Cite as: September 2014 88 (09) LIJ, p.14

A Supreme Court judge has predicted that legal aid cuts and caps on new entrants joining the Bar will increasingly lead to solicitors replacing barristers as advocates in the higher criminal courts.

Justice Terry Forrest told the LIV’s criminal law conference that in the future it is likely criminal law firms will provide complete legal teams to clients, including advocates, and that the Bar may shrink proportionally. It is impossible to predict how deep legal aid cuts will bite, Justice Forrest said, but they would have an impact on the economic base of many criminal law firms.

“There is, I think, a prospect that it may become economically unfeasible for criminal solicitors to survive without taking on the advocate’s role as well,” Justice Forrest said.

“There will still be a legal team but it may come from within the solicitor’s office.

“I think that would be a great pity. I have an emotional attachment to the Bar. It was very good to me. And I think there is much to be said for an independent body of advocates.”

Justice Forrest was critical of the Bar entrance exam which he said had become an artificial barrier to potentially exceptional advocates going to the Bar.

“There are at any given time only about 40 places made available in the readers’ course,” he said. “Some of the really great advocates of the past would simply not have gone to the Bar had they been required to sit this exam.

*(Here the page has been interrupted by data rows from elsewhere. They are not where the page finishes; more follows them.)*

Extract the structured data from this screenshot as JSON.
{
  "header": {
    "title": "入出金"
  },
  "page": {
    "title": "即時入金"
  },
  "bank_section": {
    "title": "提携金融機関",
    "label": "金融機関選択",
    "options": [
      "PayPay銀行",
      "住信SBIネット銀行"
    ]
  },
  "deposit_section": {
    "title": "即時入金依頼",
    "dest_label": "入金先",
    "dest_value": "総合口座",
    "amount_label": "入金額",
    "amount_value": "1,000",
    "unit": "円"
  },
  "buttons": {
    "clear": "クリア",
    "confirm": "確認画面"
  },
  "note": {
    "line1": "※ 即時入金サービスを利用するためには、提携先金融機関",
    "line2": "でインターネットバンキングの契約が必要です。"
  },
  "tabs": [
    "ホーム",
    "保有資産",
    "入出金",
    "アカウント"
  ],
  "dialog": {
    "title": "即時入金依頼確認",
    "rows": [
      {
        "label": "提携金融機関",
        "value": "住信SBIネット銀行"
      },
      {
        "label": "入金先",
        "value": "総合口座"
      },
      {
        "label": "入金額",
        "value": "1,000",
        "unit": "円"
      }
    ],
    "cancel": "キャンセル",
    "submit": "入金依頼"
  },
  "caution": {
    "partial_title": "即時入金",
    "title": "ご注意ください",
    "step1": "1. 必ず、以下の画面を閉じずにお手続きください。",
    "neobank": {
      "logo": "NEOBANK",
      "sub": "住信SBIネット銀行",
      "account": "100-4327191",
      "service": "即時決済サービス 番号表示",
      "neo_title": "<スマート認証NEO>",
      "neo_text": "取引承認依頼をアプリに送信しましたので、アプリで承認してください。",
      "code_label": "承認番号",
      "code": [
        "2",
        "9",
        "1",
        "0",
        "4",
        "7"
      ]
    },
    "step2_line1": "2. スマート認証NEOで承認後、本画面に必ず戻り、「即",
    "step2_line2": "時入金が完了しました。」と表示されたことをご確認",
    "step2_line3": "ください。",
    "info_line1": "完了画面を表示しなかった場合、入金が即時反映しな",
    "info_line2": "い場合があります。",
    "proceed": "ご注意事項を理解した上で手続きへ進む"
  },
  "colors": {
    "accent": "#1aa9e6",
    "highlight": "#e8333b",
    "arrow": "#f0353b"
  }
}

“The best exam in my view, the only real test of whether a barrister is a good one or not, is 10 years of practice.”

The judge told delegates his views on the future of the Bar and the rise of the solicitor advocate were not the views of the court and were not shared by some fellow judges. He also stressed the importance of instructing solicitors, a view he had expressed in a judgment where he stayed the 2013 trial of an accused who was denied funding for a solicitor in a complex murder case.